We go to bed full of gratitude, no longer noticing the bugs and the cold.
May 17th, 10:00 AM
After departing Ghale Gaun with heavy hearts, garlands around our necks and the faces of the villagers on our minds, we arrive at a local health post. We learn that Oral Rehydration Solution is one of only 36 items the health post receives. Another is Vitamin B, which is also contained in Liquid I.V. We leave, excited that we have made a product that can really make a difference to those in need.
Before we head out, a patch of seaberries catches our eye, and two members of our team brave the thorns to bring delicious handfuls back for us to taste.
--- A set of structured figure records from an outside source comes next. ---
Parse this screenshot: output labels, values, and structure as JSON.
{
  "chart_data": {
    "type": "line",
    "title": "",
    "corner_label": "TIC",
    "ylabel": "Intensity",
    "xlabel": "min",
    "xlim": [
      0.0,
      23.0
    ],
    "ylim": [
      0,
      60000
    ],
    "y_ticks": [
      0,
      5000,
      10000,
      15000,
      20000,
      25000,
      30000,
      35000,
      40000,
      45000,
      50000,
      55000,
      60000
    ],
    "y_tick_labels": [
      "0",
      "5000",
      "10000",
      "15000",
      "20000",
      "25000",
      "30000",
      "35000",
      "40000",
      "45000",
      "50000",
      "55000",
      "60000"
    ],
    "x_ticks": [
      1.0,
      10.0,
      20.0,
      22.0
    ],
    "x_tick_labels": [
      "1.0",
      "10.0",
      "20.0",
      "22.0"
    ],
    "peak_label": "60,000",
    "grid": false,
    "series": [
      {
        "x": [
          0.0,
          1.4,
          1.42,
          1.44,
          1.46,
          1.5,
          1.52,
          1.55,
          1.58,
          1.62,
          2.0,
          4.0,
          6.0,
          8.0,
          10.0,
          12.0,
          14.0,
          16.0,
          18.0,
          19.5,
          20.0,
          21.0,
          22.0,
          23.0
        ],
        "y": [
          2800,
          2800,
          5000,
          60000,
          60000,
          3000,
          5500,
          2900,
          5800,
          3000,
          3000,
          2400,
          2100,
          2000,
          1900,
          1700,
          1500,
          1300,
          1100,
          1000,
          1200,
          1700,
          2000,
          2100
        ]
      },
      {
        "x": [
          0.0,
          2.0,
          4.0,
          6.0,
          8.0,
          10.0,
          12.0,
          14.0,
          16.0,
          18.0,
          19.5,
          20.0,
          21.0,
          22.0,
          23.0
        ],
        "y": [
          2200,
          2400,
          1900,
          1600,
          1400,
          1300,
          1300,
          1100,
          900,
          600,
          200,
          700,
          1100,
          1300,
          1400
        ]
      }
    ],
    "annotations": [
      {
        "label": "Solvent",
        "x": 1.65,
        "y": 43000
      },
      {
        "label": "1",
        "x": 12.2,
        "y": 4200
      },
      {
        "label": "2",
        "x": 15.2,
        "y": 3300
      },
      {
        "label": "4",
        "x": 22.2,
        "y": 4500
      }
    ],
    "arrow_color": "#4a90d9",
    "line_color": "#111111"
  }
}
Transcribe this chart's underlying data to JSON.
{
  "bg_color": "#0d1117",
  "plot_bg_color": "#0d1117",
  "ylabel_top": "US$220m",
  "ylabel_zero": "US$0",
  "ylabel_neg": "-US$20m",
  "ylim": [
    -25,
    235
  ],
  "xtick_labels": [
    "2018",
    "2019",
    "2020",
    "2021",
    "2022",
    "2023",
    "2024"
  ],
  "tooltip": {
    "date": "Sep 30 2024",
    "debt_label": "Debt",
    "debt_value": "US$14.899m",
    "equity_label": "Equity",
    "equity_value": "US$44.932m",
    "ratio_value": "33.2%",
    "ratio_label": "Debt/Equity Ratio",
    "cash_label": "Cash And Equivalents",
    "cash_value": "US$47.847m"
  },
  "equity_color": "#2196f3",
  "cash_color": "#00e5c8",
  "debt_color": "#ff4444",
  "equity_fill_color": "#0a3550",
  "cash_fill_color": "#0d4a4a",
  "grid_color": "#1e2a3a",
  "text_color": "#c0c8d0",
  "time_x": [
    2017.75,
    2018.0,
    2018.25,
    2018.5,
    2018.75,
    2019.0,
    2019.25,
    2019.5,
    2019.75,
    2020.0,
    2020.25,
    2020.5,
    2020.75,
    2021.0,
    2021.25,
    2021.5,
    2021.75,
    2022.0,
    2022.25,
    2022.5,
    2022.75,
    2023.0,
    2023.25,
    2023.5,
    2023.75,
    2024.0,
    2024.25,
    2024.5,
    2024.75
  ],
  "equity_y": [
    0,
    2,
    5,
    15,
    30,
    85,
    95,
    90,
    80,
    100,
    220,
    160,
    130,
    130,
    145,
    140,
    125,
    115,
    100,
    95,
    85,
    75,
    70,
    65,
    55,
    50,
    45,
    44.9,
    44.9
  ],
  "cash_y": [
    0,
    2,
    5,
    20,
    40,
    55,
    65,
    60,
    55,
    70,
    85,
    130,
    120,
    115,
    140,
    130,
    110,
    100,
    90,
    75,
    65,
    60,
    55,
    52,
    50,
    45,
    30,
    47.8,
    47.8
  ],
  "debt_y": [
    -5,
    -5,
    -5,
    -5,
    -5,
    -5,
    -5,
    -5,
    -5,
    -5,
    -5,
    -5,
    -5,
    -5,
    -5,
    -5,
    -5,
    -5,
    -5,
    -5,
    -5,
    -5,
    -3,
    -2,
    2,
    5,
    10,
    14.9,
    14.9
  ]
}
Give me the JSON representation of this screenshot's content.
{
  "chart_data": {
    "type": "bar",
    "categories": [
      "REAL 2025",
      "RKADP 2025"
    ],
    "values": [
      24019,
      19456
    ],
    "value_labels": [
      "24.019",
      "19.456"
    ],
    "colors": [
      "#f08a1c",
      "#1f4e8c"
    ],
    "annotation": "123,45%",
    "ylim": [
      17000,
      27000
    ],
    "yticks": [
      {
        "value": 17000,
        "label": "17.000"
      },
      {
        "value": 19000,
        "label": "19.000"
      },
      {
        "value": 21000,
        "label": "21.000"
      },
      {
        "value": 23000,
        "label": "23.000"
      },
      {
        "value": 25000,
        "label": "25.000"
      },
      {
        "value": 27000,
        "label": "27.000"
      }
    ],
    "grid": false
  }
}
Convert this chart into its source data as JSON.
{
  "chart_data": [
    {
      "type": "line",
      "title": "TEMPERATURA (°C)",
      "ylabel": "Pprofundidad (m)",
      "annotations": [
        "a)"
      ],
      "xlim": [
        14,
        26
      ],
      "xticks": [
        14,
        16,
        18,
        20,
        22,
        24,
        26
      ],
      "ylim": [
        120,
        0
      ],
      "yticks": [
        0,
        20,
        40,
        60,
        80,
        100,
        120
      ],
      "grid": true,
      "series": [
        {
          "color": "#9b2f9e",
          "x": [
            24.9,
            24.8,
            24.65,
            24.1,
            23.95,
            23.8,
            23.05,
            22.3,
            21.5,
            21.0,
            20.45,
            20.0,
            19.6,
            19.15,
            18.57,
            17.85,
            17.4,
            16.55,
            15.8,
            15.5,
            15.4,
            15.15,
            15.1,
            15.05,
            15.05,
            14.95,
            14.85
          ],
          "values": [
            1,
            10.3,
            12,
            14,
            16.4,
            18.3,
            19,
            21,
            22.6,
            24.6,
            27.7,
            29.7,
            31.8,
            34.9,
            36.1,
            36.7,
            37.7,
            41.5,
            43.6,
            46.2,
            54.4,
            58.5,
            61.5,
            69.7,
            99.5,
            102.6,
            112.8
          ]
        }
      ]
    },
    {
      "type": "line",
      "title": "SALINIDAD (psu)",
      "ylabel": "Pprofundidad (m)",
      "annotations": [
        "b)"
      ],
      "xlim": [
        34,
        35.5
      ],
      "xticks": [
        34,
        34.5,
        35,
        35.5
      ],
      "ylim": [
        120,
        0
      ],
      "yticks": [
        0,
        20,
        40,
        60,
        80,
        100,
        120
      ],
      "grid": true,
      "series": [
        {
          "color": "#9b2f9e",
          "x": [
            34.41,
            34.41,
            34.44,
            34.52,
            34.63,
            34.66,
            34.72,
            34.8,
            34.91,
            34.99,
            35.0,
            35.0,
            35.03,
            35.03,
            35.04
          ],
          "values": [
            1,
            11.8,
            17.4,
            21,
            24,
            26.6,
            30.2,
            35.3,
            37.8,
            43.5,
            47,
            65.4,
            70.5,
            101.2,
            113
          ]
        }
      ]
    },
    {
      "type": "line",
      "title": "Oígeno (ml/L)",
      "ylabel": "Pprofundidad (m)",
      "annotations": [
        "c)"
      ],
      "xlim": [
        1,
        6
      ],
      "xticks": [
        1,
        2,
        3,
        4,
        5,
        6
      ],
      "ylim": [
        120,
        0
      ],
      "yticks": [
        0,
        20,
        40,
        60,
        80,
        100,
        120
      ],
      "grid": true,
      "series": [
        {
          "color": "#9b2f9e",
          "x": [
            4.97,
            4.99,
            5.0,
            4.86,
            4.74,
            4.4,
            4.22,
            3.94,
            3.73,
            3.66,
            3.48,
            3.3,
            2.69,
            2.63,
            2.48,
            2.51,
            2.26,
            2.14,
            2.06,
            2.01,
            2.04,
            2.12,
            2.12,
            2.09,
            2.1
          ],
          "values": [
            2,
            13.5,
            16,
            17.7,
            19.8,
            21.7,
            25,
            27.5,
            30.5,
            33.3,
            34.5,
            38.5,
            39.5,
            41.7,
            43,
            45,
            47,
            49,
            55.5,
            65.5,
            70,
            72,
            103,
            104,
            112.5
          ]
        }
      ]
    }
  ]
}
Could this be the next flavor of Liquid I.V.?
Next, we visit the local school. The sun is hot, but the students sit uncomplaining on the grass in their long-sleeved uniforms and jackets. We distribute sticks of Liquid I.V., along with balloons, wristbands, and educational booklets. The children are excited to receive our gifts, and their exuberance is contagious.
After Dr. Aban does a small presentation on general health tips, he translates as we conduct a lesson on hydration. As we do, one thing becomes clear: investing in education is the most valuable way we can help Nepal’s poorest. Empowered with knowledge about themselves, their bodies, their country, and their economic system, those living in poverty can change their own lives for the better.
May 17th, 1:30 PM
After a rousing game of soccer, we begin the long journey home, back over the winding dirt road, through more villages, back to Pokhara, and then on to Kathmandu.
May 17th, 4:30 PM
Before we depart Kathmandu for Doha, Dan introduces us to another world-changing partner: Shanti Tamang. Her journey through the hell of human trafficking and an HIV diagnosis led her to starting The Shanti Foundation, which has helped over 5,000 women get back on their feet after being tricked into slavery. Moved to tears by her journey, we all give her the last of our rupees and have to borrow money from Dan to get our taxi to the airport.
May 17th, 8:30 PM
We land, once again, at the luxurious airport in Doha. This time, instead of awe, the facility’s high-tech screens and sophisticated architecture bring on a feeling of emptiness. Coming from such a rich experience, the culture shock is painful. We would gladly give up our rooms in the airport’s sumptuous hotel for our stiff beds in Ghale Gaun.
May 18th, 8:30 AM
On the long flight back to Los Angeles, we reflect on the trip and talk about next steps. We brainstorm Changing the World through a CTW School—a school that can help young Nepalis out of the cycle of poverty and disease present all throughout the country. With this vision in our minds, we land at LAX with a sense of hope and renewed commitment. We have changed the world for the better, and we will continue to do so, one step, and one stick, at a time.